In his study of the situation, Miller found that many clean and modern cookstoves simply don’t have features people want.
“If you don’t give people what they want, they are not likely to embrace and use something that has the potential to improve their health, no matter how logical it may seem,” Miller says. “You can’t just engineer a solution. You need to understand what will motivate people to change their behavior.”
His work has brought him to China, where he’s partnered with Scott Rozelle to study incentives that would encourage school principals to serve children more nutritious meals, thereby reducing anemia rates.
Miller is now focusing that idea on India, where he is helping to identify some of the country’s most pressing health policy challenges and develop solutions to address them.
His work lays the foundation for the Stanford India Health Policy Initiative, a newly launched program that puts Indian policymakers, health care providers, academics, and entrepreneurs in the same room to discuss where to best focus their efforts. The project is decidedly open-ended, and Miller wants Indians to lead the way.
“We want people in India to take ownership of this,” he says. “We want them to really steer it toward what they perceive to be the most important priorities.”
And his role as a scholar is crucial.
“There are two major roles that academics can play in this initiative,” he says. “First, we can bring tools and paradigms to the table that are useful in providing common structure to the experiences of stakeholders, helping to draw out new insights. Second, we bring the ability to conduct new research that is responsive to the group’s priorities. And we ultimately hope that those results will help them plan next steps in addressing health policy challenges.”
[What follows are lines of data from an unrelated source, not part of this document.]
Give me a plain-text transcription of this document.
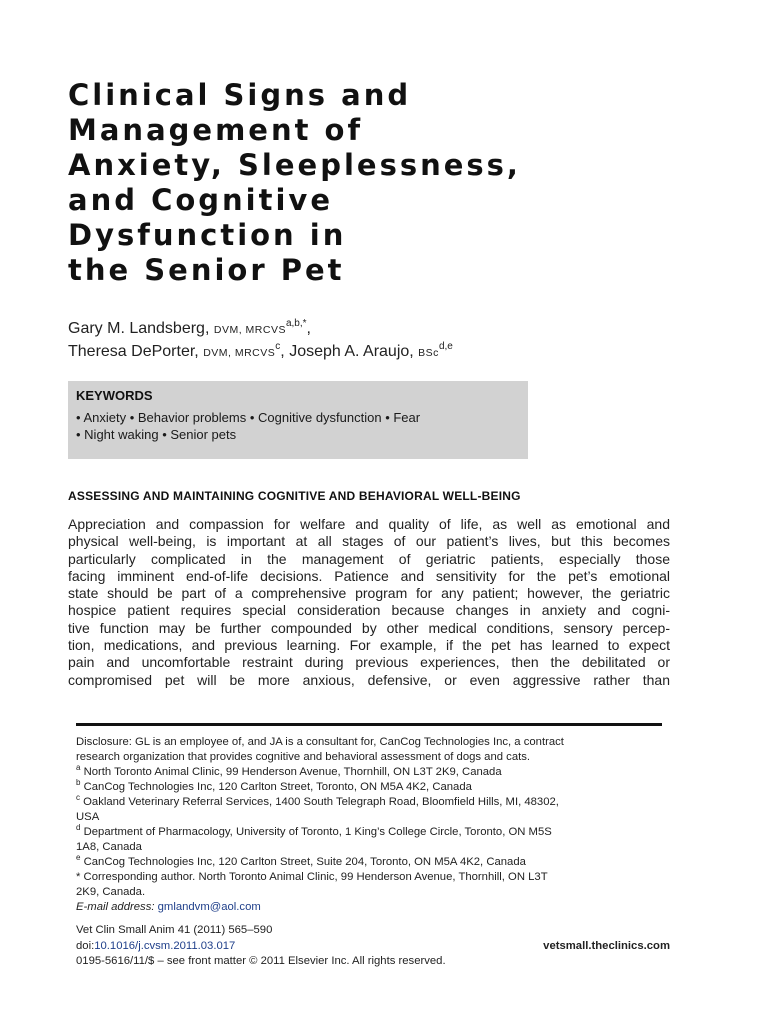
Clinical Signs and
Management of
Anxiety, Sleeplessness,
and Cognitive
Dysfunction in
the Senior Pet
Gary M. Landsberg, DVM, $MRCVS^{a,b,*}$,
Theresa DePorter, DVM, MRCVS$^c$, Joseph A. Araujo, BSc$^{d,e}$

KEYWORDS

• Anxiety • Behavior problems • Cognitive dysfunction • Fear

• Night waking • Senior pets

ASSESSING AND MAINTAINING COGNITIVE AND BEHAVIORAL WELL-BEING

Appreciation and compassion for welfare and quality of life, as well as emotional and
physical well-being, is important at all stages of our patient’s lives, but this becomes
particularly complicated in the management of geriatric patients, especially those
facing imminent end-of-life decisions. Patience and sensitivity for the pet’s emotional
state should be part of a comprehensive program for any patient; however, the geriatric
hospice patient requires special consideration because changes in anxiety and cogni-
tive function may be further compounded by other medical conditions, sensory percep-
tion, medications, and previous learning. For example, if the pet has learned to expect
pain and uncomfortable restraint during previous experiences, then the debilitated or
compromised pet will be more anxious, defensive, or even aggressive rather than

Disclosure: GL is an employee of, and JA is a consultant for, CanCog Technologies Inc, a contract

research organization that provides cognitive and behavioral assessment of dogs and cats.

$^a$ North Toronto Animal Clinic, 99 Henderson Avenue, Thornhill, ON L3T 2K9, Canada

$^b$ CanCog Technologies Inc, 120 Carlton Street, Toronto, ON M5A 4K2, Canada

$^c$ Oakland Veterinary Referral Services, 1400 South Telegraph Road, Bloomfield Hills, MI, 48302,

USA

$^d$ Department of Pharmacology, University of Toronto, 1 King’s College Circle, Toronto, ON M5S

1A8, Canada

$^e$ CanCog Technologies Inc, 120 Carlton Street, Suite 204, Toronto, ON M5A 4K2, Canada

* Corresponding author. North Toronto Animal Clinic, 99 Henderson Avenue, Thornhill, ON L3T

2K9, Canada.

E-mail address: gmlandvm@aol.com

Vet Clin Small Anim 41 (2011) 565–590

doi:10.1016/j.cvsm.2011.03.017	vetsmall.theclinics.com

0195-5616/11/$ – see front matter © 2011 Elsevier Inc. All rights reserved.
Miller isn’t only interested in figuring out the hurdles to better health. He examines the success stories, too, and wants to understand the reasons behind large-scale improvements in population health. And what he finds is often surprising
As an economist interested in how economic changes impact health, for example, Miller took a look at how Colombian coffee growers responded to fluctuations in world coffee prices.
It would seem intuitive that as farmers were paid more for their crop, they would have more money to spend on doctors, medicine, and other things that would improve their family’s health and decrease the mortality rates of infants and children.
But Miller found that in years in which coffee harvests were more valuable, the more growers worked on their household plots. And the more they worked, the less time they would spend doing things at home, including things good for their children’s health.
When coffee prices fell, farmers had weaker incentives to work on their coffee plots and spent more time taking care of their kids – and mortality rates dropped.
Miller explains that this finding is not as counterintuitive as it might seem – the things that matter most for child survival in many developing countries are not expensive, but they require a lot of time – like fetching clean water from far-away sources and taking children long distances to see a doctor.
And that study underscores the importance of an interdisciplinary approach to understanding global health problems.
“The traditional public health view of the world is that if people are making unhealthy choices for themselves, then they shouldn’t make those choices,” Miller says. “But the traditional economic view of the world is that people are the best judges of what will make them happy, and they should be free to make the choices that they want. So it’s our role to understand better the motivations behind people’s decision, and think of alternative ways to tip things in favor of better public health.”